With Concordia Student Union elections three weeks away, two fee levy requests that were approved by CSU council in January and February have been struck from the ballot.
Queer Concordia, which received its approval at February’s council meeting, was looking to establish a fee levy of $0.02 a credit in order to be able to establish a service centre for queer students. Creative writing magazine The Void came to council in January also seeking its first fee levy ofÂ $0.02 per credit in order to establish a steady source of funding. Normally, the magazine is supported by funds from the CSU, Arts and Science Federation of Associations and other sources.
Both groups received a conditional acceptance for their fee levy questions; each had to become incorporated with the provincial government before the announcement of polls, which was posted March 4. Because neither group had achieved this by last week, they were taken off the ballot.
“This is not an arbitrary or discretionary decision as the CEO has no authority to override these regulations,” explained CSU’s chief electoral officer Oliver Cohen in an email on Monday. “Any referendum questions not included on the announcement of polls were excluded because they were not in compliance with the requirements of the regulations as per Article 136.”
A minor detail in the motion approving QC’s fee levy question differs with Cohen’s statement. Reviewing the CUTV footage from the Feb. 9 meeting, QC members observed that councillor Lex Gill’s amendment to the motion called for the incorporation to be completed by the day ballots are printed, and not the announcement of the polls.
Queer Concordia representative Joey Donnelly issued a release on Monday, stating, “We are on the right side of CSU bylaws and the CEO is being heavy handed.” Cohen apparently notified the group of being struck from the ballot when he was contacted by QC on March 2.

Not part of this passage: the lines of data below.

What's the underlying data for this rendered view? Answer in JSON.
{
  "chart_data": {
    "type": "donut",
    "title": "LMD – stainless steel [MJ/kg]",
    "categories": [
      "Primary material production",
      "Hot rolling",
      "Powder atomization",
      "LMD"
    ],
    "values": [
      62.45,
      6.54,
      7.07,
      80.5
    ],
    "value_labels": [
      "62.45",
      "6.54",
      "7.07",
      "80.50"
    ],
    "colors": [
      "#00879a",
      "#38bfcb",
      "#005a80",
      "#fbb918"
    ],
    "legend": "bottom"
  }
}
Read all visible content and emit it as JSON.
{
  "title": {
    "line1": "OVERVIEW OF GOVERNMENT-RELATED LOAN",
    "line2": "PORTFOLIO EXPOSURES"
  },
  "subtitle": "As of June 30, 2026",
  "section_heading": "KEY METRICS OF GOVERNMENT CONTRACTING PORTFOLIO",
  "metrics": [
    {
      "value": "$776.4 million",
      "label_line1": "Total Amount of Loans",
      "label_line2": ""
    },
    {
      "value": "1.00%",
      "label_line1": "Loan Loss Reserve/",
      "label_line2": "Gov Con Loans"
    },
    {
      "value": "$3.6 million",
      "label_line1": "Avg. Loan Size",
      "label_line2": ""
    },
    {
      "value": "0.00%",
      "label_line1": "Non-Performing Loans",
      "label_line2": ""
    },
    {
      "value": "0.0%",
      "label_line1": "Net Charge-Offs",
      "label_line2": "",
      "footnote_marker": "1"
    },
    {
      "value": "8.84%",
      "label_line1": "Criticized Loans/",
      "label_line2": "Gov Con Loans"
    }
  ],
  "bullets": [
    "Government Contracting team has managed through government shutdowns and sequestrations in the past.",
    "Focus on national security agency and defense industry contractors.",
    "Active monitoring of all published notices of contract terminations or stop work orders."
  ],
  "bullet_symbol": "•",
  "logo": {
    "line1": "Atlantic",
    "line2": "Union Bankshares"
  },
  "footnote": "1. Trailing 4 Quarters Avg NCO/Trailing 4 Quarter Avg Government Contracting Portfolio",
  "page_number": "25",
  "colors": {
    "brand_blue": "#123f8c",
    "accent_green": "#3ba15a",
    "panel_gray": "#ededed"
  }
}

Adding to The Void’s troubles is the fact that its required petition has gone missing – seemingly in a careless act at council. Each group seeking a fee levy must bring a petition signed by at least 750 students to council. Editor-in-chief Cole Robertson maintains that he brought his petition to the January council meeting, but that he did not know he had to hand it to the chair, Marc-Antoni Tarondo.
It seems that at the meeting, the petition was misplaced. Robertson was informed by the loss on Friday by CSU president Heather Lucas. He expressed frustration by not being instructed on how to handle the petition. “I’ve been met at almost every step of the fee levy […] with misinformation,” he said, adding it almost amounts to negligence. He claims that he was only informed of the incorporation requirement the day before the Void’s presentation to council.
Lucas admitted that she neglected to inform Robertson on the protocol for handling the petition. “It’s my fault for not saying something, but it’s also council that needs to be held accountable as well for not saying anything, either,” she said, suggesting that councilors should have spoken up.
Lucas also said that she is working on adding incorporation as a requirement for fee levy applications. Currently, groups seeking a fee levy do not need to be incorporated, according to CSU regulations; however, the university will not transfer fee levy funds to a non-incorporated group.
CJLO radio station is the remaining organization headed to a referendum on its fee levy; the station is asking for a $0.09 increase to $0.34 per credit. Concordia students will take to the polls on March 29, 30 and 31. Both QC and the Void can apply again for a fee levy in the fall.